ALTERNATIVES. Here’s one more interesting thought: what if there were a social network that circumvented the awfulness of the attention economy and kept the good stuff? An Instagram friend (see, another friend I only know because of social media!) introduced me to PRIXM a little while ago, which is supposed to be sort of the new social media app that gets rid of the seductive notifications, metrics (there is no “likes” number icon on your posts, for example), and other features that make social media so addictive and destructive.
The founders describe it as a New Social Media App that is By the People for the People. “Powered by your stories and real connections, PRIXM is a “happy” app focused on you. We reject algorithms, “likes”, ads, and selling of personal information; our only focus is to empower you to document your life, and create communities that you care about. We are more than a social media app. We are a movement taking back the power of tech to enable real connection through stories.”
I love what they’re trying to accomplish, I really do. I even downloaded it and created an account, but… well, ironically I haven’t managed to get into it since my first visit months ago, because I’m struggling to engage with it — I think, precisely because it doesn’t have those sticky, rewarding little features! It feels a little complex — sort of how I struggled to get with Google+ (remember that?!) because there were too many different circles and options… and I didn’t feel like reinvesting all over again in a new platform — or one more platform. (Also virtually nobody is on PRIXM that I know or that I currently follow and enjoy following.
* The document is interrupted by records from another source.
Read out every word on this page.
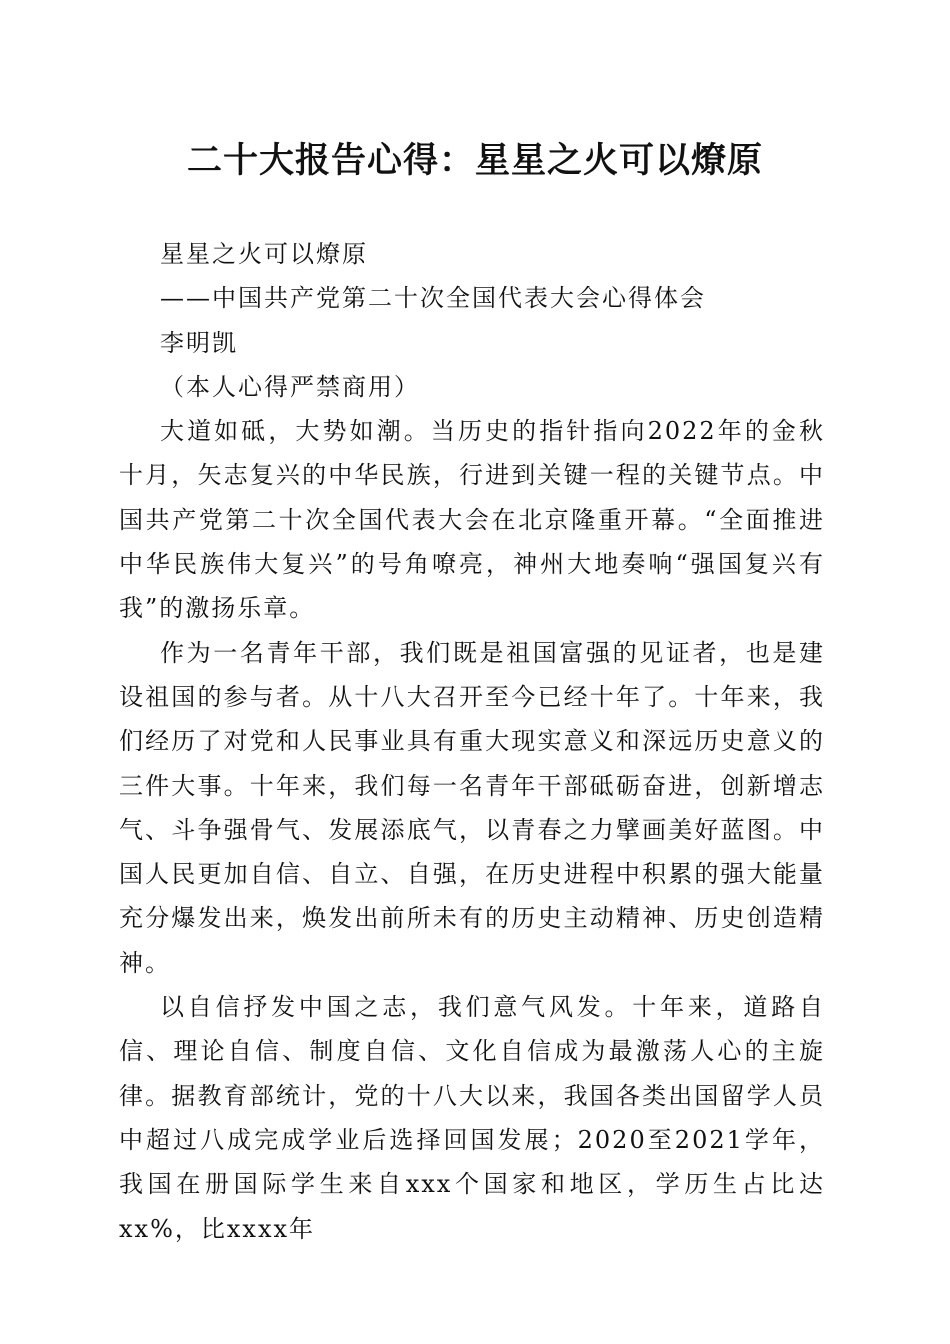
二十大报告心得：星星之火可以燎原

星星之火可以燎原

——中国共产党第二十次全国代表大会心得体会

李明凯

（本人心得严禁商用）

大道如砥，大势如潮。当历史的指针指向2022年的金秋十月，矢志复兴的中华民族，行进到关键一程的关键节点。中国共产党第二十次全国代表大会在北京隆重开幕。“全面推进中华民族伟大复兴”的号角嘹亮，神州大地奏响“强国复兴有我”的激扬乐章。

作为一名青年干部，我们既是祖国富强的见证者，也是建设祖国的参与者。从十八大召开至今已经十年了。十年来，我们经历了对党和人民事业具有重大现实意义和深远历史意义的三件大事。十年来，我们每一名青年干部砥砺奋进，创新增志气、斗争强骨气、发展添底气，以青春之力擘画美好蓝图。中国人民更加自信、自立、自强，在历史进程中积累的强大能量充分爆发出来，焕发出前所未有的历史主动精神、历史创造精神。

以自信抒发中国之志，我们意气风发。十年来，道路自信、理论自信、制度自信、文化自信成为最激荡人心的主旋律。据教育部统计，党的十八大以来，我国各类出国留学人员中超过八成完成学业后选择回国发展；2020至2021学年，我国在册国际学生来自xxx个国家和地区，学历生占比达xx%，比xxxx年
I have exactly ONE real-life friend that actively uses it, I just checked.) But maybe we just need to spread the word a little better… and I can be part of the change, little ol’ me. Have you heard or it or tried it out? I really applaud their philosophy and WANT it to succeed, so maybe I need a little more faith and action. Check it out here if you’re curious, and tell me what you think.
OK, if you read through all that you get a gold star! So tell me: have you read the book? What were your thoughts? How about how it can apply most specifically to mothers?